Las tres Magdalenas

Como cantante, decía el crítico teatral Harol Hobson, “Miss Dietrich nos muestra la altura y la profundidad del amor al captarlo, con infalible precisión, en el mismo instante de su derrota”

POR Alfredo C. Villeda

Como cantante, decía el crítico teatral Harol Hobson, “Miss Dietrich nos muestra la altura y la profundidad del amor al captarlo, con infalible precisión, en el mismo instante de su derrota”

Marlene Dietrich (los21revista.com)

La Magdalena penitente fue un tema recurrente de grandes maestros de la pintura. Las de Caravaggio y Tiziano acaso sean las más aclamadas, pero el fusilero siempre ha tenido especial predilección por el óleo de Bartolomé Esteban Murillo. Sin embargo, una vez tomada la decisión de evocar hoy esa imagen del Barroco con motivo de la Semana Santa en puerta, se interpone el nombre propio de la mujer y remite, de forma inevitable, a otras figuras que llevan tal apelativo, real, como seudónimo o personaje fílmico.

Leslie Frewin dice que cierta noche una musa de ánimo batallador empezó a molestarlo. Marlene Dietrich, la amorosa y lánguida Marlene, la más inalcanzable de las mujeres, la leyenda y la mentira. Dos décadas le tomó escribir su biografía no autorizada, no exenta de presiones de la propia berlinesa, quien intentó sin éxito disuadirlo. María Magdalene unió la primera y la última sílabas de su nombre para convertirse en la estrella de permanente brillo en el firmamento fílmico.

Esa Magdalena atravesó el siglo XX y fue protagonista no sólo de momentos estelares cinematográficos. Hollywood es apenas una parada en la vida de esta rubia que fue La Condesa Alexandra, El Ángel Azul, la Venus Rubia, la Dama de Nueva Orleans… Presidió una ceremonia con motivo de la liberación de París.

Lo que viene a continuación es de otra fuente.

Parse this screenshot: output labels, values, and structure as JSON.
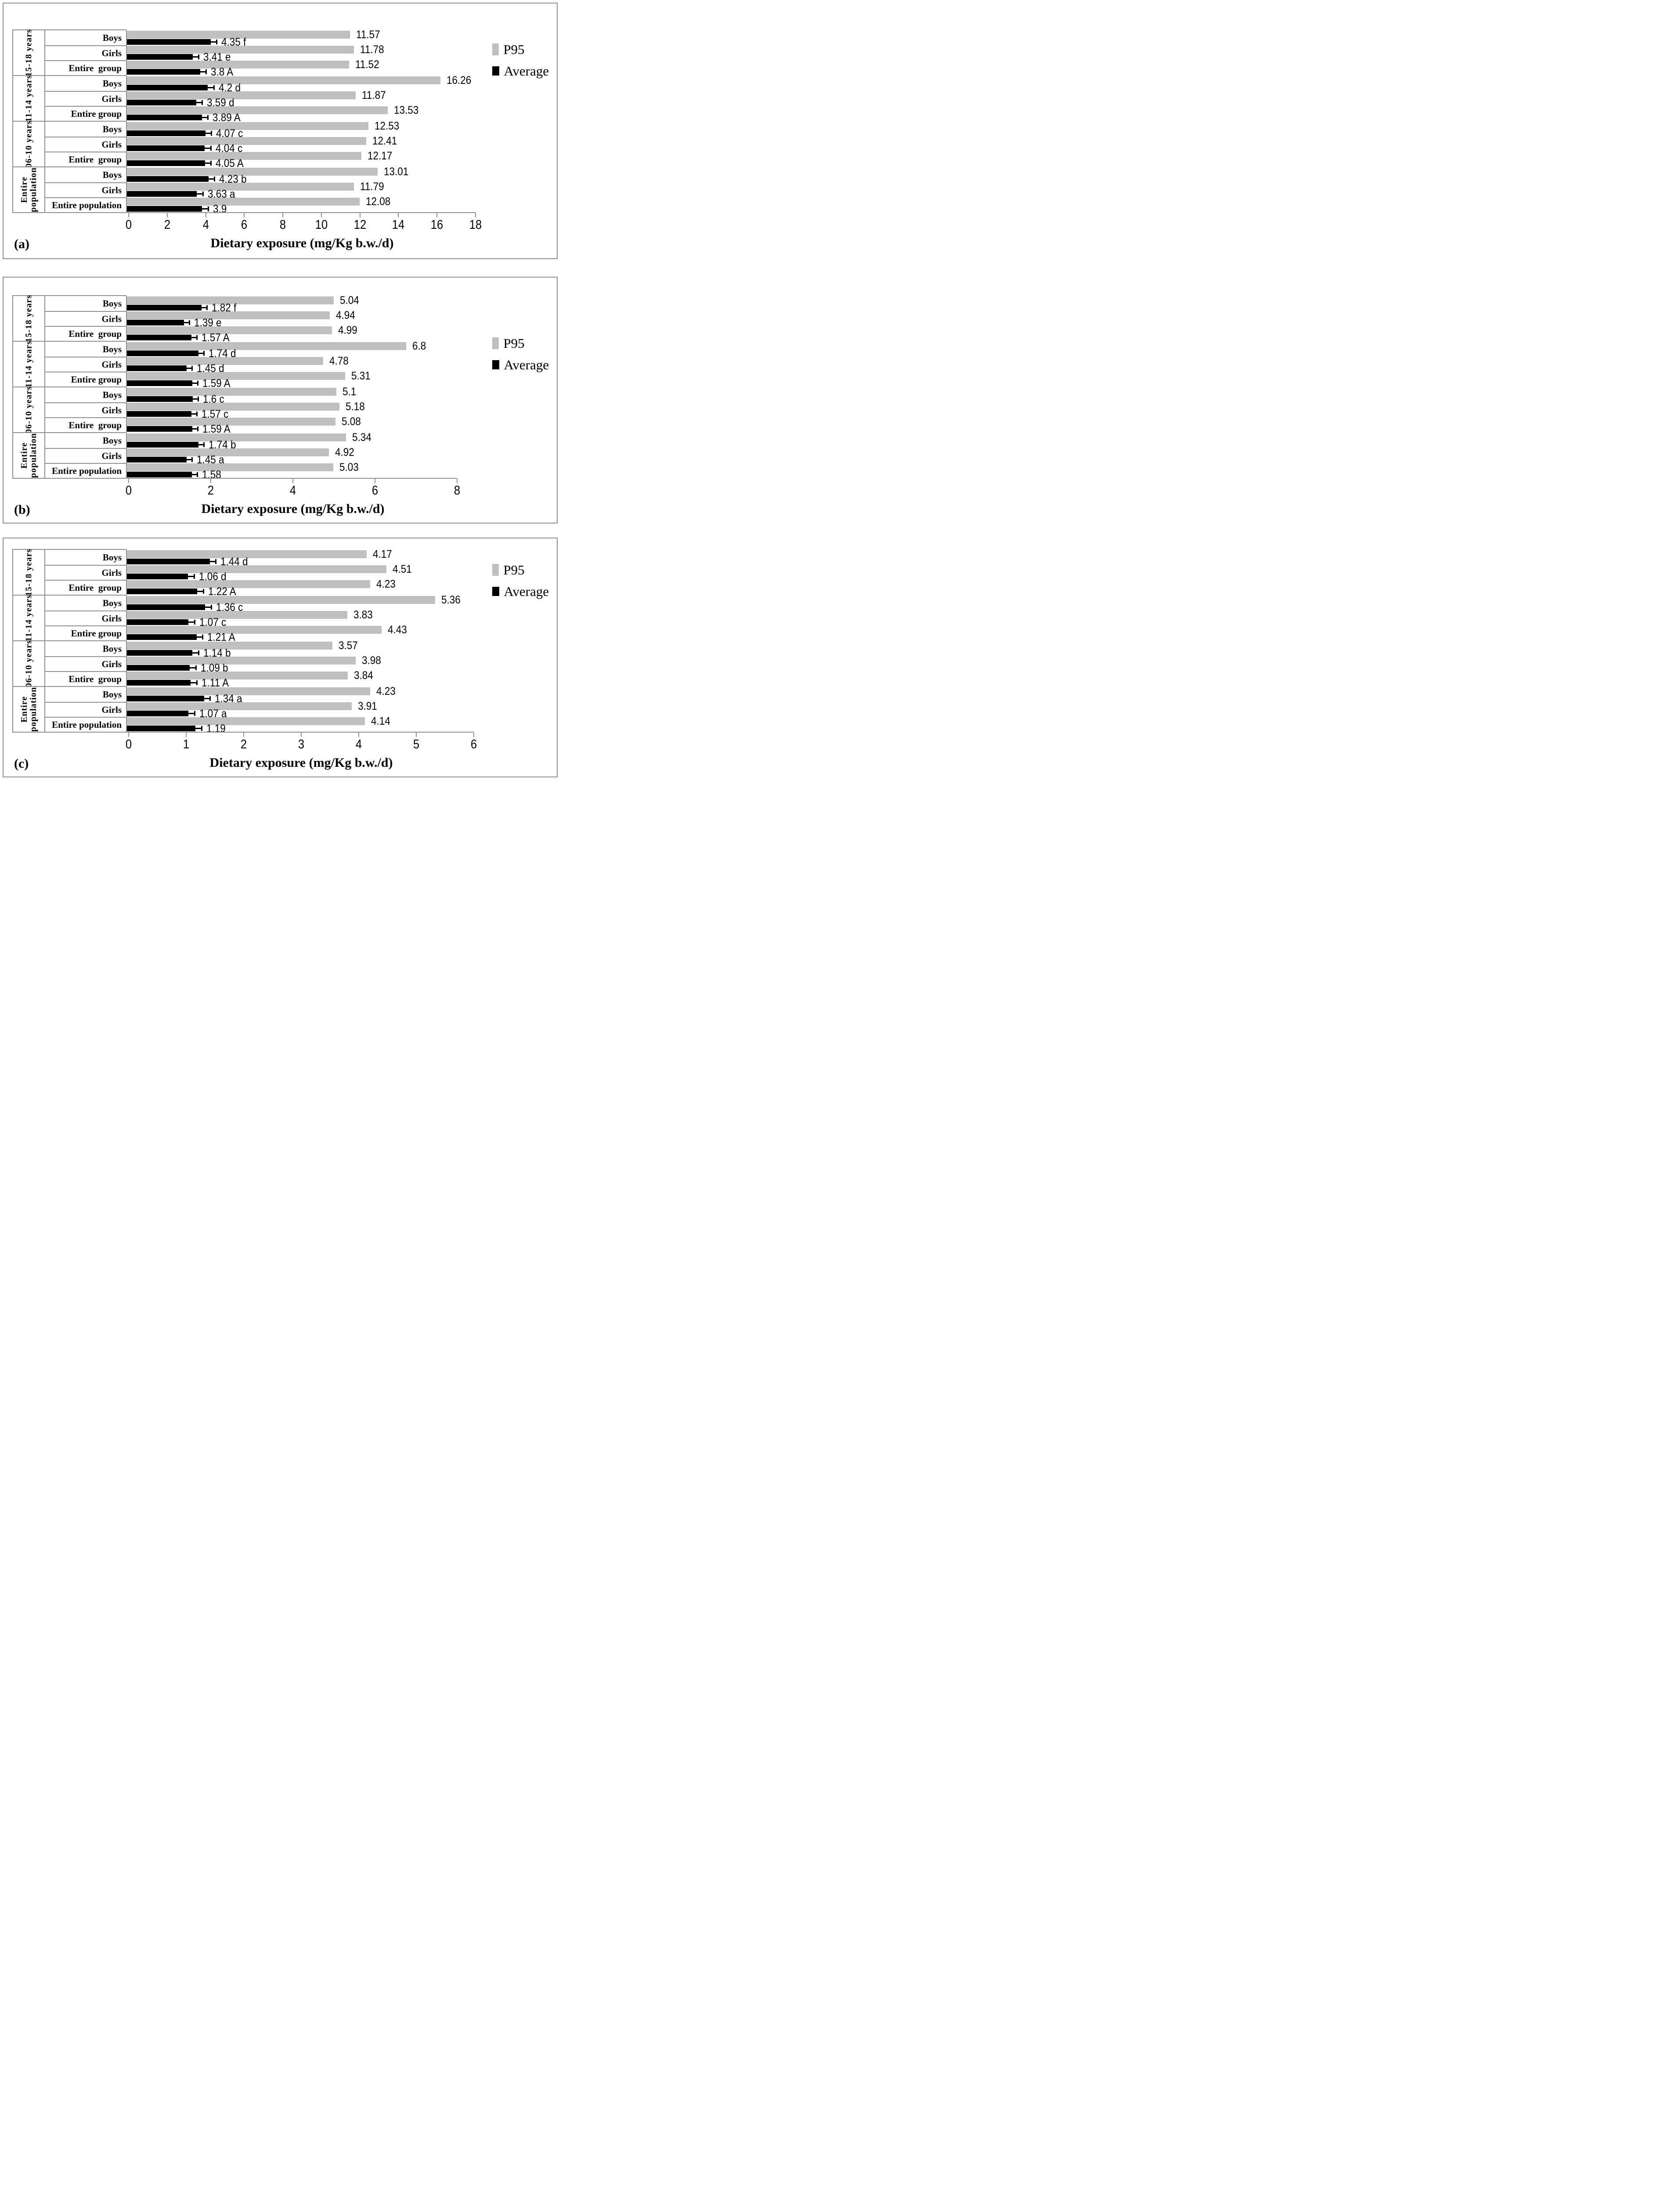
{
  "chart_data": [
    {
      "id": "a",
      "type": "bar",
      "orientation": "horizontal",
      "panel_label": "(a)",
      "xlabel": "Dietary exposure (mg/Kg b.w./d)",
      "xlim": [
        0,
        18
      ],
      "xticks": [
        0,
        2,
        4,
        6,
        8,
        10,
        12,
        14,
        16,
        18
      ],
      "legend": [
        "P95",
        "Average"
      ],
      "legend_position": "right",
      "colors": {
        "p95": "#bfbfbf",
        "average": "#000000"
      },
      "error_bar_halfwidth": 0.35,
      "groups": [
        {
          "label_lines": [
            "15-18 years"
          ],
          "rows": [
            {
              "category": "Boys",
              "average": 4.35,
              "average_label": "4.35 f",
              "p95": 11.57,
              "p95_label": "11.57"
            },
            {
              "category": "Girls",
              "average": 3.41,
              "average_label": "3.41 e",
              "p95": 11.78,
              "p95_label": "11.78"
            },
            {
              "category": "Entire  group",
              "average": 3.8,
              "average_label": "3.8 A",
              "p95": 11.52,
              "p95_label": "11.52"
            }
          ]
        },
        {
          "label_lines": [
            "11-14 years"
          ],
          "rows": [
            {
              "category": "Boys",
              "average": 4.2,
              "average_label": "4.2 d",
              "p95": 16.26,
              "p95_label": "16.26"
            },
            {
              "category": "Girls",
              "average": 3.59,
              "average_label": "3.59 d",
              "p95": 11.87,
              "p95_label": "11.87"
            },
            {
              "category": "Entire group",
              "average": 3.89,
              "average_label": "3.89 A",
              "p95": 13.53,
              "p95_label": "13.53"
            }
          ]
        },
        {
          "label_lines": [
            "06-10 years"
          ],
          "rows": [
            {
              "category": "Boys",
              "average": 4.07,
              "average_label": "4.07 c",
              "p95": 12.53,
              "p95_label": "12.53"
            },
            {
              "category": "Girls",
              "average": 4.04,
              "average_label": "4.04 c",
              "p95": 12.41,
              "p95_label": "12.41"
            },
            {
              "category": "Entire  group",
              "average": 4.05,
              "average_label": "4.05 A",
              "p95": 12.17,
              "p95_label": "12.17"
            }
          ]
        },
        {
          "label_lines": [
            "Entire",
            "population"
          ],
          "rows": [
            {
              "category": "Boys",
              "average": 4.23,
              "average_label": "4.23 b",
              "p95": 13.01,
              "p95_label": "13.01"
            },
            {
              "category": "Girls",
              "average": 3.63,
              "average_label": "3.63 a",
              "p95": 11.79,
              "p95_label": "11.79"
            },
            {
              "category": "Entire population",
              "average": 3.9,
              "average_label": "3.9",
              "p95": 12.08,
              "p95_label": "12.08"
            }
          ]
        }
      ]
    },
    {
      "id": "b",
      "type": "bar",
      "orientation": "horizontal",
      "panel_label": "(b)",
      "xlabel": "Dietary exposure (mg/Kg b.w./d)",
      "xlim": [
        0,
        8
      ],
      "xticks": [
        0,
        2,
        4,
        6,
        8
      ],
      "legend": [
        "P95",
        "Average"
      ],
      "legend_position": "right",
      "colors": {
        "p95": "#bfbfbf",
        "average": "#000000"
      },
      "error_bar_halfwidth": 0.15,
      "groups": [
        {
          "label_lines": [
            "15-18 years"
          ],
          "rows": [
            {
              "category": "Boys",
              "average": 1.82,
              "average_label": "1.82 f",
              "p95": 5.04,
              "p95_label": "5.04"
            },
            {
              "category": "Girls",
              "average": 1.39,
              "average_label": "1.39 e",
              "p95": 4.94,
              "p95_label": "4.94"
            },
            {
              "category": "Entire  group",
              "average": 1.57,
              "average_label": "1.57 A",
              "p95": 4.99,
              "p95_label": "4.99"
            }
          ]
        },
        {
          "label_lines": [
            "11-14 years"
          ],
          "rows": [
            {
              "category": "Boys",
              "average": 1.74,
              "average_label": "1.74 d",
              "p95": 6.8,
              "p95_label": "6.8"
            },
            {
              "category": "Girls",
              "average": 1.45,
              "average_label": "1.45 d",
              "p95": 4.78,
              "p95_label": "4.78"
            },
            {
              "category": "Entire group",
              "average": 1.59,
              "average_label": "1.59 A",
              "p95": 5.31,
              "p95_label": "5.31"
            }
          ]
        },
        {
          "label_lines": [
            "06-10 years"
          ],
          "rows": [
            {
              "category": "Boys",
              "average": 1.6,
              "average_label": "1.6 c",
              "p95": 5.1,
              "p95_label": "5.1"
            },
            {
              "category": "Girls",
              "average": 1.57,
              "average_label": "1.57 c",
              "p95": 5.18,
              "p95_label": "5.18"
            },
            {
              "category": "Entire  group",
              "average": 1.59,
              "average_label": "1.59 A",
              "p95": 5.08,
              "p95_label": "5.08"
            }
          ]
        },
        {
          "label_lines": [
            "Entire",
            "population"
          ],
          "rows": [
            {
              "category": "Boys",
              "average": 1.74,
              "average_label": "1.74 b",
              "p95": 5.34,
              "p95_label": "5.34"
            },
            {
              "category": "Girls",
              "average": 1.45,
              "average_label": "1.45 a",
              "p95": 4.92,
              "p95_label": "4.92"
            },
            {
              "category": "Entire population",
              "average": 1.58,
              "average_label": "1.58",
              "p95": 5.03,
              "p95_label": "5.03"
            }
          ]
        }
      ]
    },
    {
      "id": "c",
      "type": "bar",
      "orientation": "horizontal",
      "panel_label": "(c)",
      "xlabel": "Dietary exposure (mg/Kg b.w./d)",
      "xlim": [
        0,
        6
      ],
      "xticks": [
        0,
        1,
        2,
        3,
        4,
        5,
        6
      ],
      "legend": [
        "P95",
        "Average"
      ],
      "legend_position": "right",
      "colors": {
        "p95": "#bfbfbf",
        "average": "#000000"
      },
      "error_bar_halfwidth": 0.12,
      "groups": [
        {
          "label_lines": [
            "15-18 years"
          ],
          "rows": [
            {
              "category": "Boys",
              "average": 1.44,
              "average_label": "1.44 d",
              "p95": 4.17,
              "p95_label": "4.17"
            },
            {
              "category": "Girls",
              "average": 1.06,
              "average_label": "1.06 d",
              "p95": 4.51,
              "p95_label": "4.51"
            },
            {
              "category": "Entire  group",
              "average": 1.22,
              "average_label": "1.22 A",
              "p95": 4.23,
              "p95_label": "4.23"
            }
          ]
        },
        {
          "label_lines": [
            "11-14 years"
          ],
          "rows": [
            {
              "category": "Boys",
              "average": 1.36,
              "average_label": "1.36 c",
              "p95": 5.36,
              "p95_label": "5.36"
            },
            {
              "category": "Girls",
              "average": 1.07,
              "average_label": "1.07 c",
              "p95": 3.83,
              "p95_label": "3.83"
            },
            {
              "category": "Entire group",
              "average": 1.21,
              "average_label": "1.21 A",
              "p95": 4.43,
              "p95_label": "4.43"
            }
          ]
        },
        {
          "label_lines": [
            "06-10 years"
          ],
          "rows": [
            {
              "category": "Boys",
              "average": 1.14,
              "average_label": "1.14 b",
              "p95": 3.57,
              "p95_label": "3.57"
            },
            {
              "category": "Girls",
              "average": 1.09,
              "average_label": "1.09 b",
              "p95": 3.98,
              "p95_label": "3.98"
            },
            {
              "category": "Entire  group",
              "average": 1.11,
              "average_label": "1.11 A",
              "p95": 3.84,
              "p95_label": "3.84"
            }
          ]
        },
        {
          "label_lines": [
            "Entire",
            "population"
          ],
          "rows": [
            {
              "category": "Boys",
              "average": 1.34,
              "average_label": "1.34 a",
              "p95": 4.23,
              "p95_label": "4.23"
            },
            {
              "category": "Girls",
              "average": 1.07,
              "average_label": "1.07 a",
              "p95": 3.91,
              "p95_label": "3.91"
            },
            {
              "category": "Entire population",
              "average": 1.19,
              "average_label": "1.19",
              "p95": 4.14,
              "p95_label": "4.14"
            }
          ]
        }
      ]
    }
  ]
}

Compitió por los reflectores con Greta Garbo y actuó para Alfred Hitchcock. Infaltable, el cigarrillo y el humo en círculos en una atmósfera sobrenatural.

“Como la línea divisoria entre la artista y la mujer parece haberse hecho cada vez más delgada, con frecuencia ha resultado difícil saber cuándo se estaba interpretando a sí misma. Algunas cosas son ciertas. Es extraordinariamente bella, pero ha sido también, en ocasiones, una mujer extraordinariamente solitaria. La belleza de su estilo puede ser su propia prisión, algo opresivo, y aunque Marlene tiene legiones de conocidos, es mujer de muy pocos amigos íntimos”, escribió Frewin en el libro que lleva el nombre de la diva como título (Ediciones Grijalbo, 1973).

Entre esos escasos amigos estaban Edith Piaf, su comadre, la gran cantante francesa que impuso un récord con siete minutos de ovación de pie en el Olympia de París, Dietrich incluida, y Ernest Hemingway, el Nobel de Literatura, quien decía de la alemana: “Me siento felicísimo cuando he escrito algo que estoy seguro de que es bueno, y Marlene lo lee y le gusta”.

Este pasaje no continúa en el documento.